This article by Stephen Dean was first published in The Liturgy Planner (Volume 3, No. 3)
In July 2006 the Canterbury Press is publishing Celebrating Sunday Evening Prayer for the Liturgy Office of the Bishops’ Conference of England and Wales.
I rejoice at this event, which has taken a long time to come to fruition, as I had a part in setting the process going – I forget exactly how many years ago it was – by suggesting at a national committee that we needed to have a simple way of doing exactly what the title says, celebrating Sunday Evening Prayer.
Why? Because in spite of Vatican II and the 1974 publication of The Divine Office, the Liturgy of the Hours or Prayer of the Church has failed to become a staple part of Catholic parish life (monastic celebration is quite another matter).
Should it? I think so. Prayer at set times of day is a part of the life of all great religions – except, for the moment, for many Christians.
There are two reasons for this. First, the Office is still complicated. Think of it in comparison with the Rosary; how many volumes, page markers and cross references does that need? You know exactly what to do; you do it from memory. The Prayer of the Church as at present constituted is highly book-based. In times gone by the successful navigation of the Breviary could become an end in itself, as you located the antiphons, the psalms, the Magnificat, the commemorations and more besides in various parts of a labyrinthine volume. Think of Benediction, the Stations of the Cross or the Rosary and you think of actions which become instinctive, and a process which has a satisfying shape. Think of the Office and what comes to mind is a book.
The second reason for the lack of vitality in the Office tradition is an ambivalent attitude towards it by the clergy, who still form attitudes in parishes. Centuries of private recitation and a sense of obligation shading into the feeling of a burden have meant that the communal aspect of it is difficult to grasp. It is something which still divides clergy from laity: we have to do it, you can choose to do it. In these circumstances it is difficult for people in general to take possession of it. And they are not given the chance to experience it; when non-Eucharistic services are planned in a parish, Evening Prayer is rarely suggested.
The first Christians would have prayed at set times, either privately or publicly, as a normal part of daily life. It was a Christian custom, not a clerical or lay one. This sense that this is an activity the whole church takes part in is something which we need to recover, not as a piece of liturgical archaeology but because it is simply our duty – and possibly our delight to pray, in ways which are appropriate to the time of day. In the evening, for instance, we look back and thank God for the day that is passing.

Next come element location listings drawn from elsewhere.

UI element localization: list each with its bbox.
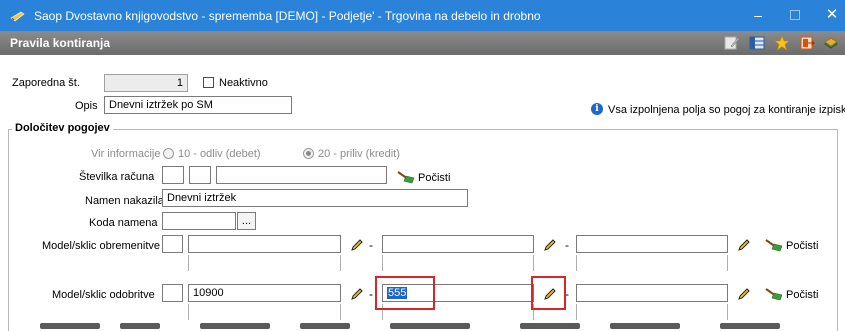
- broom-icon[interactable]: [396, 169, 416, 184]
- vir-option-odliv: 10 - odliv (debet): [178, 148, 261, 160]
- highlight-box: [375, 276, 435, 310]
- books-icon[interactable]: [823, 35, 839, 51]
- stevilka-part1-field[interactable]: [162, 166, 184, 184]
- opis-field[interactable]: Dnevni iztržek po SM: [104, 96, 292, 114]
- info-icon: i: [591, 103, 603, 115]
- broom-icon[interactable]: [764, 237, 784, 252]
- koda-field[interactable]: [162, 212, 236, 230]
- conditions-title: Določitev pogojev: [12, 122, 113, 134]
- zaporedna-label: Zaporedna št.: [12, 77, 80, 89]
- pencil-icon[interactable]: [543, 238, 557, 252]
- maximize-icon: [790, 10, 800, 20]
- info-text: Vsa izpolnjena polja so pogoj za kontira…: [608, 104, 845, 116]
- stevilka-part3-field[interactable]: [216, 166, 387, 184]
- dash-separator: -: [565, 238, 569, 252]
- minimize-button[interactable]: –: [748, 5, 768, 25]
- neaktivno-label: Neaktivno: [219, 77, 268, 89]
- dash-separator: -: [369, 287, 373, 301]
- model-odb-sub1: [188, 304, 341, 320]
- edit-icon[interactable]: [724, 35, 740, 51]
- zaporedna-field: 1: [104, 74, 188, 92]
- cut-off-row: [0, 320, 845, 331]
- vir-label: Vir informacije: [91, 148, 161, 160]
- model-odb-ref3-field[interactable]: [576, 284, 728, 302]
- pencil-icon[interactable]: [737, 287, 751, 301]
- model-odb-clear-button[interactable]: Počisti: [786, 289, 818, 301]
- model-odb-ref1-field[interactable]: 10900: [188, 284, 341, 302]
- form-heading: Pravila kontiranja: [10, 36, 111, 50]
- pencil-icon[interactable]: [350, 287, 364, 301]
- model-obr-sub2: [382, 255, 534, 271]
- model-obr-clear-button[interactable]: Počisti: [786, 240, 818, 252]
- model-odb-sub3: [576, 304, 728, 320]
- koda-label: Koda namena: [89, 217, 158, 229]
- vir-radio-priliv[interactable]: [303, 148, 314, 159]
- model-obr-ref1-field[interactable]: [188, 235, 341, 253]
- close-button[interactable]: ✕: [822, 5, 842, 25]
- exit-icon[interactable]: [799, 35, 815, 51]
- broom-icon[interactable]: [764, 286, 784, 301]
- neaktivno-checkbox[interactable]: [203, 77, 214, 88]
- pencil-icon[interactable]: [350, 238, 364, 252]
- model-obr-ref2-field[interactable]: [382, 235, 534, 253]
- model-obr-label: Model/sklic obremenitve: [42, 240, 160, 252]
- app-icon: [10, 11, 25, 22]
- dash-separator: -: [369, 238, 373, 252]
- namen-label: Namen nakazila: [85, 195, 164, 207]
- pencil-icon[interactable]: [737, 238, 751, 252]
- stevilka-label: Številka računa: [79, 171, 155, 183]
- opis-label: Opis: [75, 100, 98, 112]
- model-obr-sub3: [576, 255, 728, 271]
- koda-browse-button[interactable]: ...: [237, 212, 256, 230]
- model-obr-ref3-field[interactable]: [576, 235, 728, 253]
- highlight-box: [531, 276, 566, 310]
- namen-field[interactable]: Dnevni iztržek: [162, 189, 468, 207]
- model-obr-model-field[interactable]: [162, 235, 183, 253]
- maximize-button[interactable]: [785, 5, 805, 25]
- model-odb-model-field[interactable]: [162, 284, 183, 302]
- grid-icon[interactable]: [749, 35, 765, 51]
- star-icon[interactable]: [774, 35, 790, 51]
- stevilka-clear-button[interactable]: Počisti: [418, 172, 450, 184]
- model-odb-label: Model/sklic odobritve: [52, 289, 155, 301]
- stevilka-part2-field[interactable]: [189, 166, 211, 184]
- vir-radio-odliv[interactable]: [163, 148, 174, 159]
- window-title: Saop Dvostavno knjigovodstvo - sprememba…: [34, 9, 541, 23]
- form-content: Zaporedna št. 1 Neaktivno Opis Dnevni iz…: [0, 55, 845, 331]
- form-toolbar: Pravila kontiranja: [0, 31, 845, 55]
- window-titlebar: Saop Dvostavno knjigovodstvo - sprememba…: [0, 0, 845, 31]
- vir-option-priliv: 20 - priliv (kredit): [318, 148, 400, 160]
- model-obr-sub1: [188, 255, 341, 271]
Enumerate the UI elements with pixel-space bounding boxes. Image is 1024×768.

Not that liturgical archaeology is to be sniffed at. What lies behind this new publication is the recovery of a way of celebrating Evening Prayer which had been lost for centuries. Confusingly, liturgical historians call this the ‘Cathedral’ Office. This distinguishes it from the monastic office, but to modem ears it has echoes of evensong in big gothic buildings. The Introduction to the new publication describes them as follows:
These liturgies were for the whole Church; they were colourful and action centred. As well as lighting lamps and burning incense, people moved around the church, pausing at the font, the cross, special relics and so on. Something of this still lives on when, for instance, we celebrate the Way of the Cross as a procession around the church, or the Taize custom of Friday evening ‘Prayer around the Cross’. These liturgies were acts of worship for everyone, not just clergy, but celebrated regularly in the big city churches built at the time by the whole community of the Church: bishop, priests and people.
In the last twenty years celebrations of this type have been revived. Praise God in Song published by GIA in the early 1980s, closely followed by Paul Inwood’s Evening Prayer from the St Thomas More Centre, revived the Lucernarium or lighting of the lamps, and demonstrated that simple, relatively unchanging forms of Evening Prayer as an alternative to the intricate mechanism of the Divine Office provided a liturgy with genuine popular appeal. Recent hymnbooks such as Laudate and The Celebration Hymnal routinely include simple Evening Prayer so it is already accessible to parishes. Music, simple movement, incense, candles, and the opportunity to pray both aloud and in silence combine to give this form of Evening Prayer the potential to spread.
Until now it has had an air of being ‘unofficial’. The new publication is backed by the authority of the Bishops, an important step.
To succeed, it requires people to believe in it. In a parish the task of organizing Evening Prayer might be delegated by the priest to the musicians or prayer group leaders. This would take a burden off the clergy on a day which is busy enough anyway, and would show that the whole parish takes responsibility for its prayer life.
CSEP is published in July, price £25. Containing complete orders of service, seasonal variations, rubrics and notes, it comes with a CD which includes both the complete text and templates for the production of service sheets. However, it should not be seen as a book. Rather, it is the script for an action involving much more than words.